Mais, est-ce cela la vie monastique ? Le but du moine est-il principalement d’être un homme d’action, ou est-ce d’être un chercheur de Dieu ? Le R.P. Louis Bouyer nous donne sa vision de la vie monastique dans son ouvrage La vie de saint. Antoine, essai sur la vie spirituelle du monachisme primitif  [2]. Cet ouvrage est en quelque sorte sa réponse à la question qu’il pose lui-même dans la préface de son livre :

Le “Père des moines”, c’est-à-dire le père de ceux qui n’ont pas cru, quant à eux, pouvoir rencontrer le Christ sans le dépouillement effectif, la solitude, le silence, le recueillement, qu’a-t-il à dire à une époque qui met l’action au dessus de tout, à des chrétiens qui voudraient trouver dans leur apostolat les sources de leur vie intérieure, plutôt que dans leur vie intérieure les sources de leur apostolat ?

Saint Antoine, qui est considéré comme le Père des moines — bien que lui-même se soit mis à l’école d’un autre moine — nous est principalement connu par l’écrit de saint Athanase qui a vécu un certain temps auprès de lui et lui a, dit-il, versé de l’eau sur les mains.
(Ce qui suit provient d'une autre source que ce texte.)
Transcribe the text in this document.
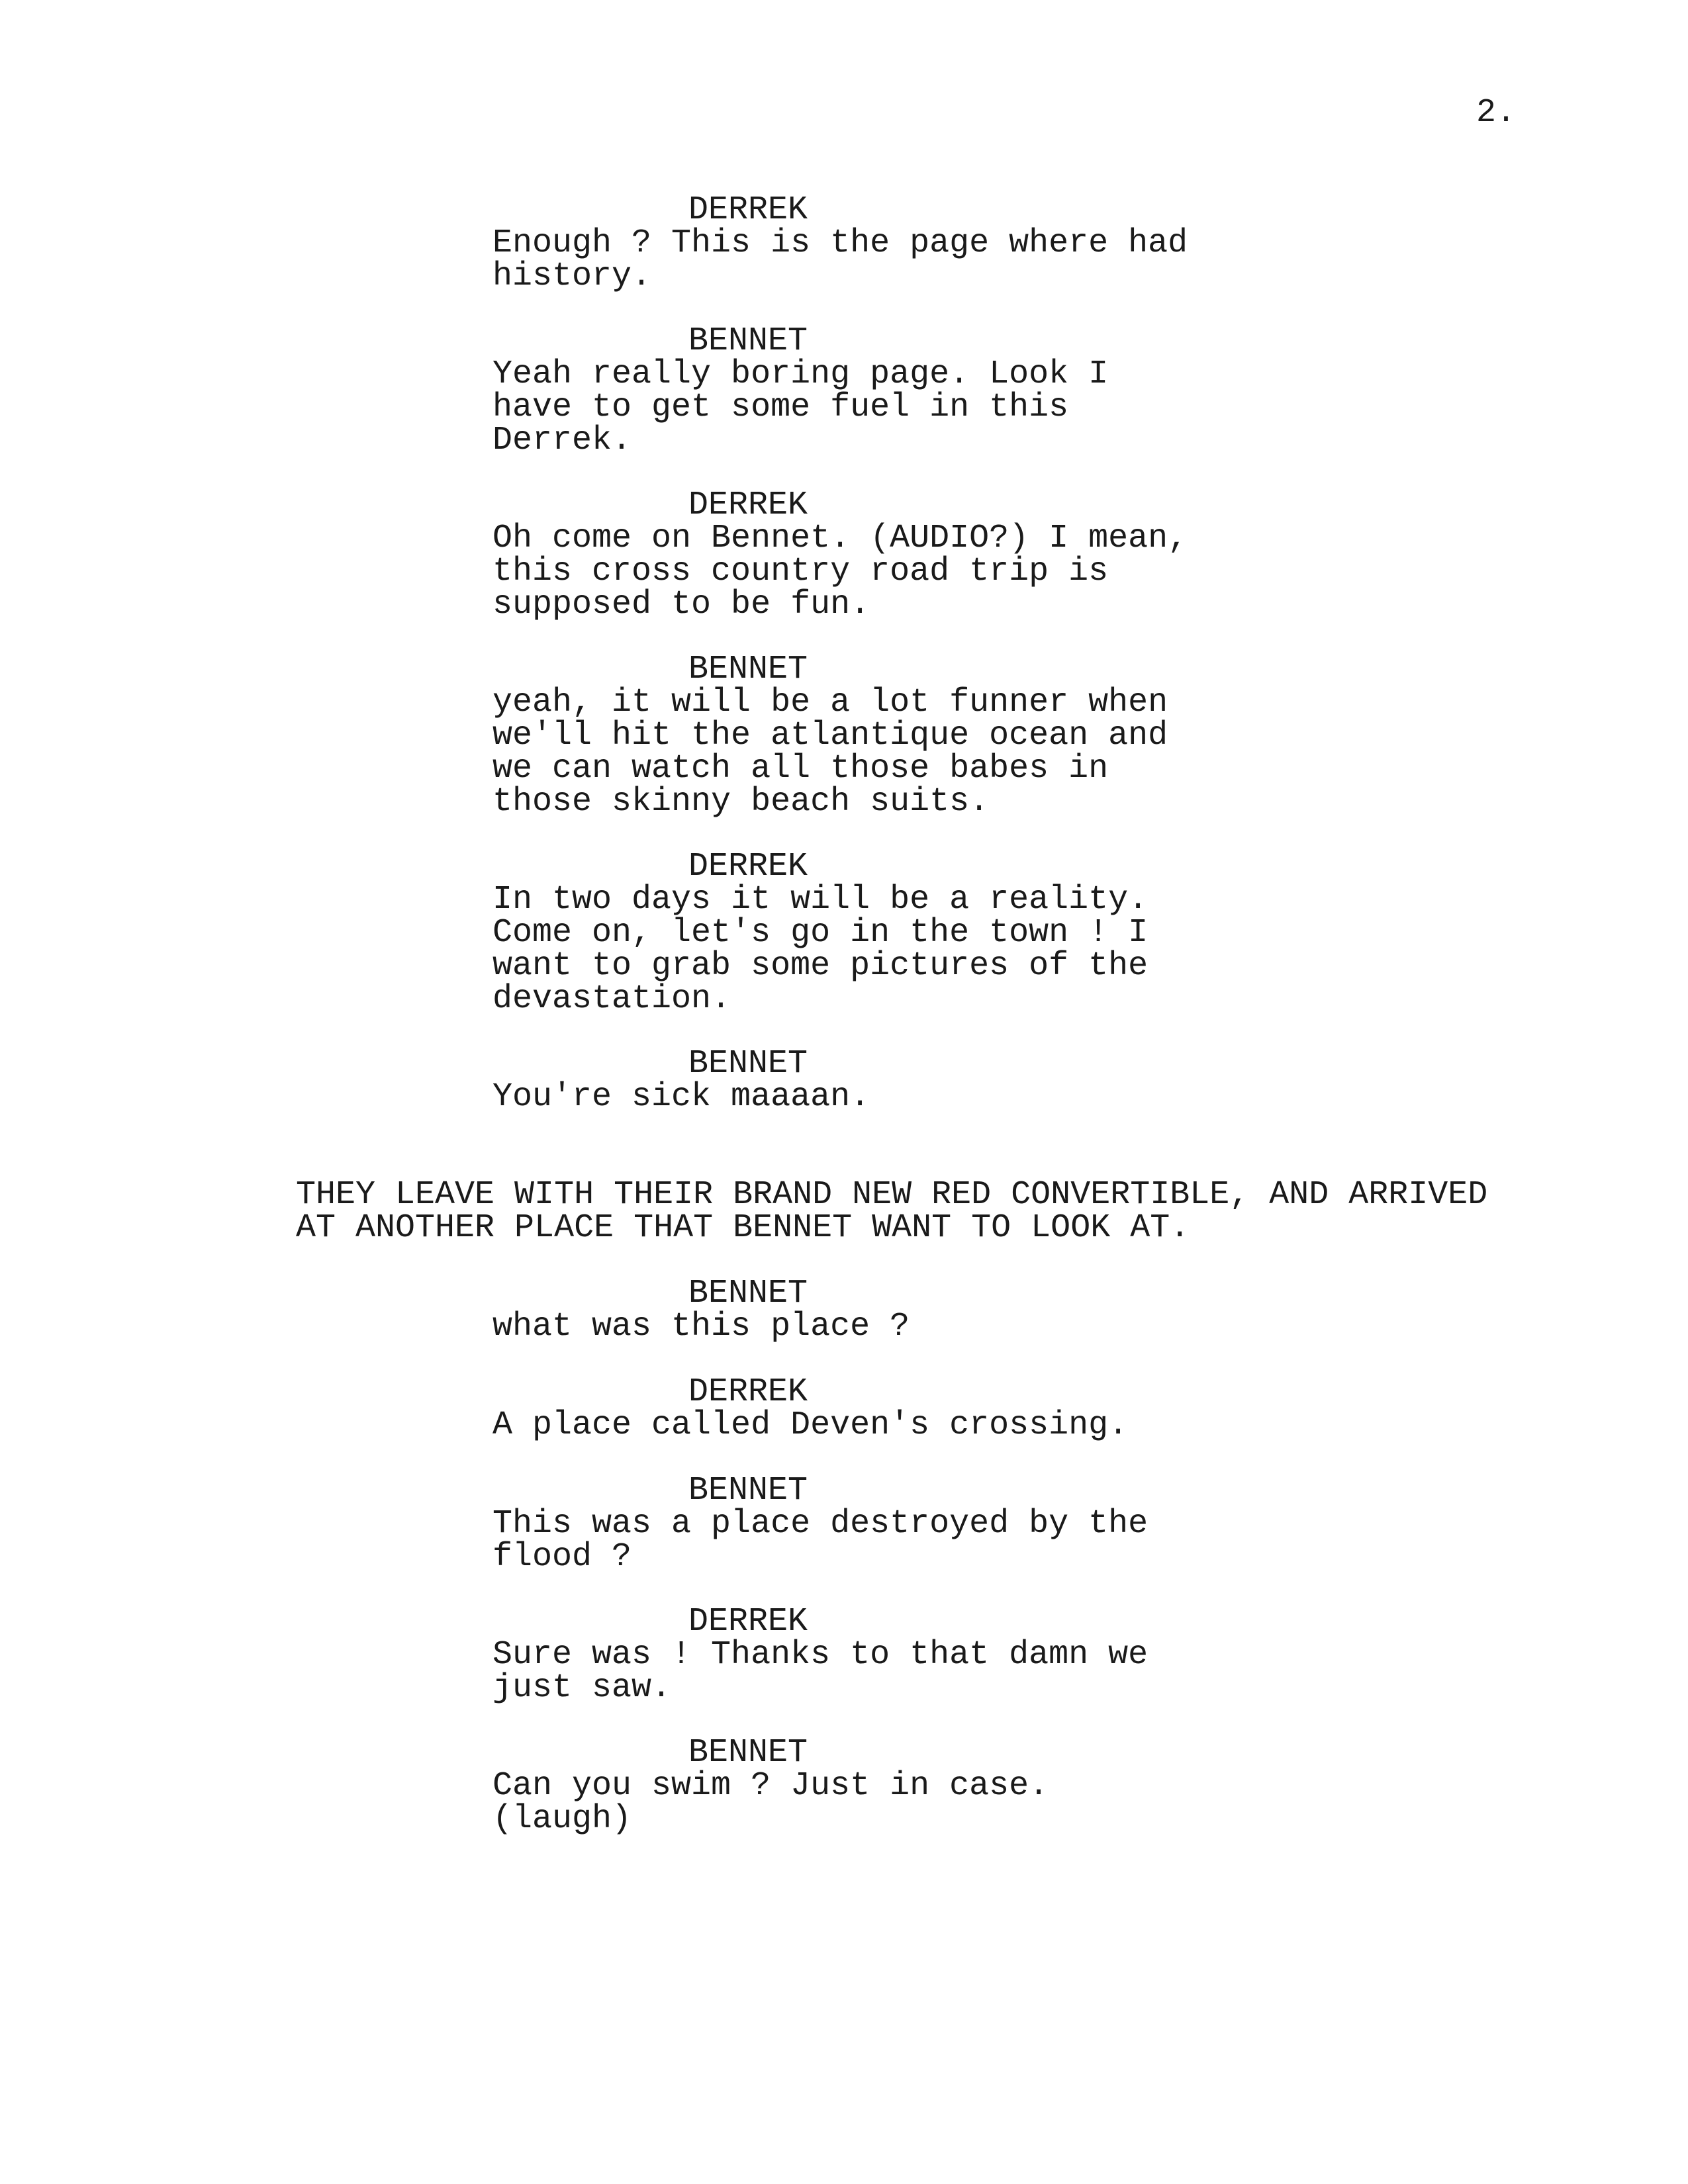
2.
DERREK
Enough ? This is the page where had
history.
BENNET
Yeah really boring page. Look I
have to get some fuel in this
Derrek.
DERREK
Oh come on Bennet. (AUDIO?) I mean,
this cross country road trip is
supposed to be fun.
BENNET
yeah, it will be a lot funner when
we'll hit the atlantique ocean and
we can watch all those babes in
those skinny beach suits.
DERREK
In two days it will be a reality.
Come on, let's go in the town ! I
want to grab some pictures of the
devastation.
BENNET
You're sick maaaan.
THEY LEAVE WITH THEIR BRAND NEW RED CONVERTIBLE, AND ARRIVED
AT ANOTHER PLACE THAT BENNET WANT TO LOOK AT.
BENNET
what was this place ?
DERREK
A place called Deven's crossing.
BENNET
This was a place destroyed by the
flood ?
DERREK
Sure was ! Thanks to that damn we
just saw.
BENNET
Can you swim ? Just in case.
(laugh)
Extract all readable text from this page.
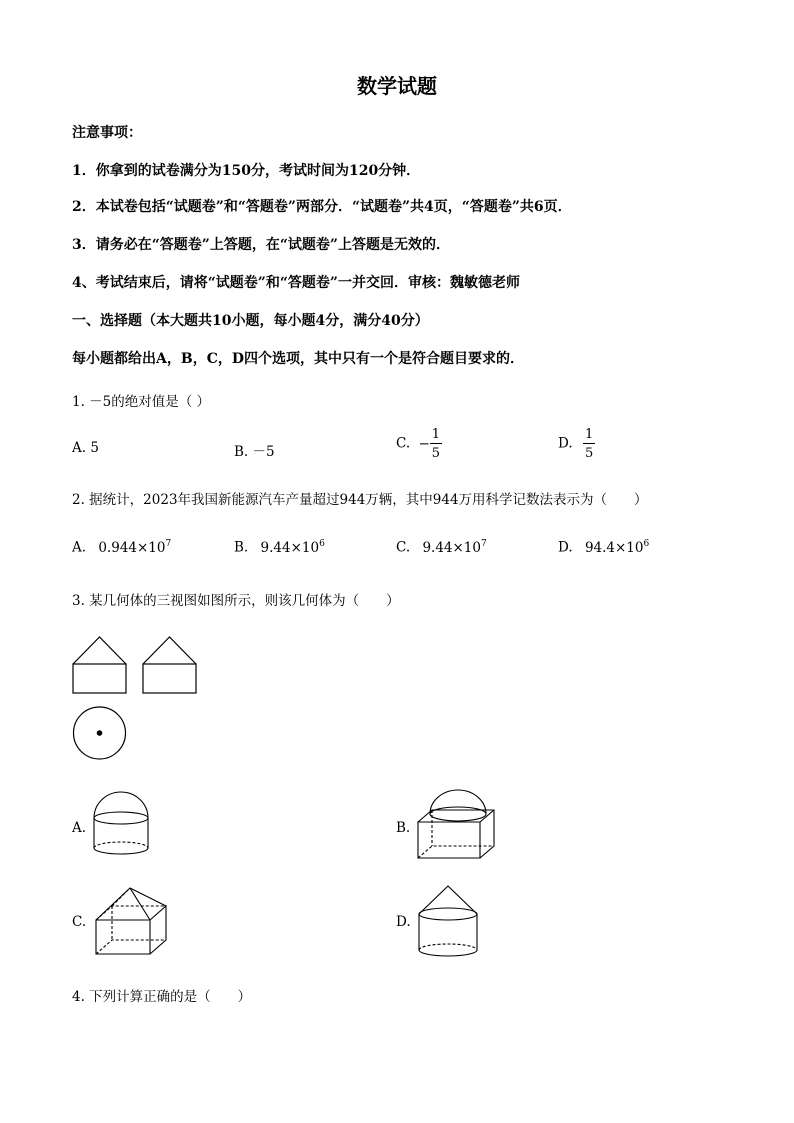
数学试题
注意事项：
1．你拿到的试卷满分为150分，考试时间为120分钟．
2．本试卷包括“试题卷”和“答题卷”两部分．“试题卷”共4页，“答题卷”共6页．
3．请务必在“答题卷”上答题，在“试题卷”上答题是无效的．
4、考试结束后，请将“试题卷”和“答题卷”一并交回．审核：魏敏德老师
一、选择题（本大题共10小题，每小题4分，满分40分）
每小题都给出A，B，C，D四个选项，其中只有一个是符合题目要求的．
1. －5的绝对值是（ ）
A. 5	B. －5
C. − $\frac{1}{5}$	D. $\frac{1}{5}$
2. 据统计，2023年我国新能源汽车产量超过944万辆，其中944万用科学记数法表示为（　　）
A. $0.944\times 10^7$	B. $9.44\times 10^6$	C. $9.44\times 10^7$	D. $94.4\times 10^6$
3. 某几何体的三视图如图所示，则该几何体为（　　）
A.	B.
C.	D.
4. 下列计算正确的是（　　）
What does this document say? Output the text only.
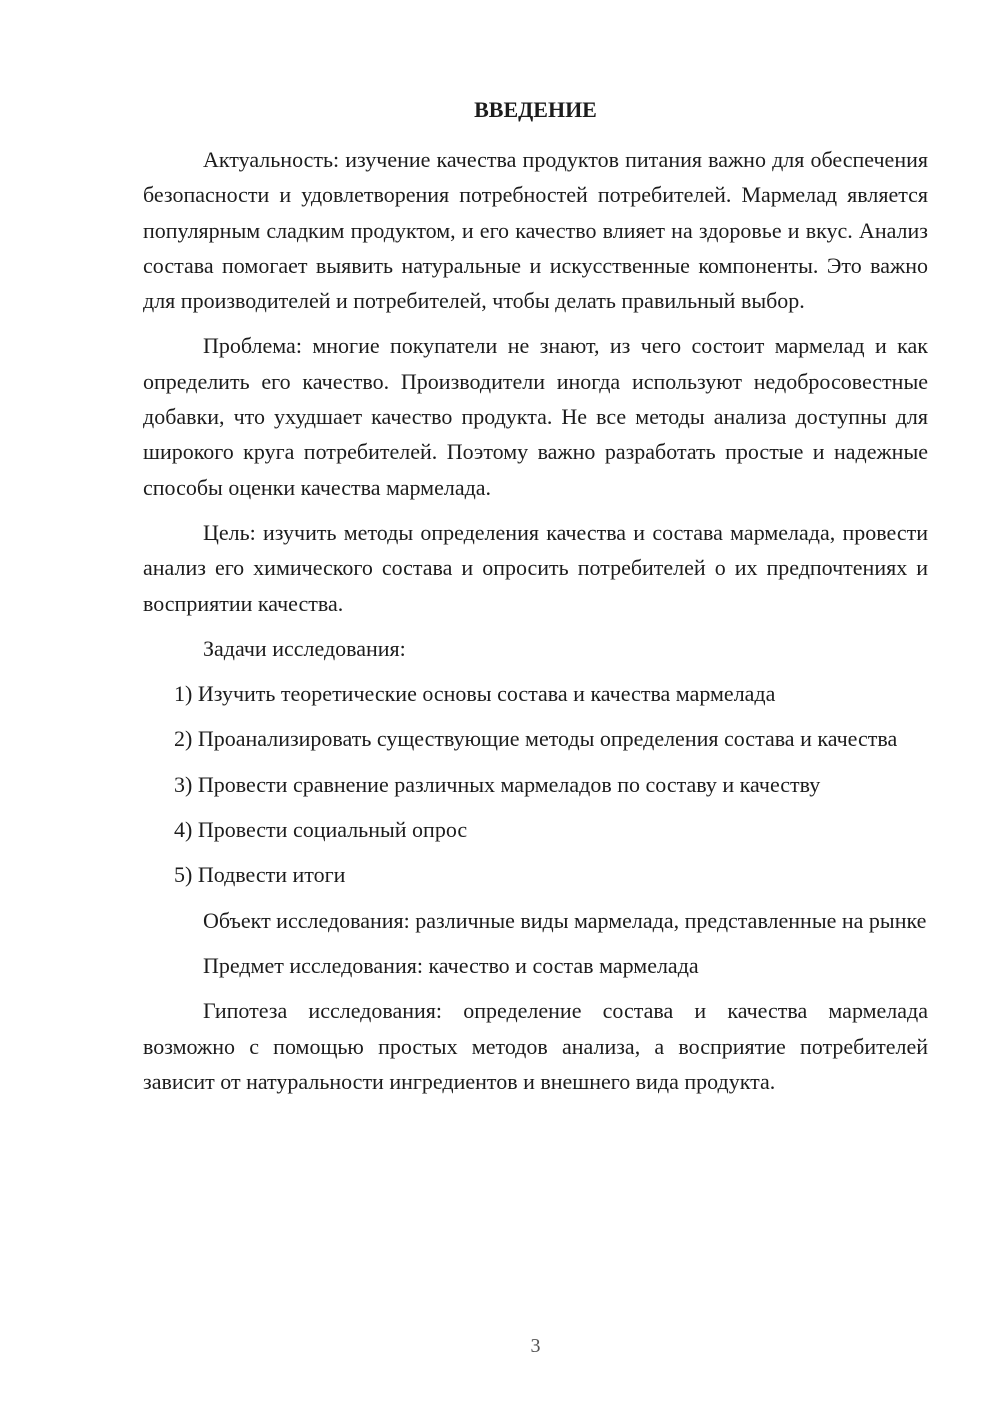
ВВЕДЕНИЕ

Актуальность: изучение качества продуктов питания важно для обеспечения безопасности и удовлетворения потребностей потребителей. Мармелад является популярным сладким продуктом, и его качество влияет на здоровье и вкус. Анализ состава помогает выявить натуральные и искусственные компоненты. Это важно для производителей и потребителей, чтобы делать правильный выбор.

Проблема: многие покупатели не знают, из чего состоит мармелад и как определить его качество. Производители иногда используют недобросовестные добавки, что ухудшает качество продукта. Не все методы анализа доступны для широкого круга потребителей. Поэтому важно разработать простые и надежные способы оценки качества мармелада.

Цель: изучить методы определения качества и состава мармелада, провести анализ его химического состава и опросить потребителей о их предпочтениях и восприятии качества.

Задачи исследования:

1) Изучить теоретические основы состава и качества мармелада

2) Проанализировать существующие методы определения состава и качества

3) Провести сравнение различных мармеладов по составу и качеству

4) Провести социальный опрос

5) Подвести итоги

Объект исследования: различные виды мармелада, представленные на рынке

Предмет исследования: качество и состав мармелада

Гипотеза исследования: определение состава и качества мармелада возможно с помощью простых методов анализа, а восприятие потребителей зависит от натуральности ингредиентов и внешнего вида продукта.

3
C’est en suivant ce récit que le P. Bouyer décèle les grands traits de ce qu’est un moine. La Vie d’Antoine, nous dit-il dans sa critique historique de l’ouvrage d’Athanase, est l’image que tout le groupe des disciples d’Antoine acceptait. Ce n’est sans doute pas la photographie d’Antoine. Mais c’est à tout le moins la peinture d’un idéal que la personnalité d’Antoine incarnait [3]. Elle n’a pas été écrite pour faire admirer les exploits d’un héros mais afin d’enseigner ce que doit être pour les moines le sens de leur vie : une progression constante vers un but qui est le Christ.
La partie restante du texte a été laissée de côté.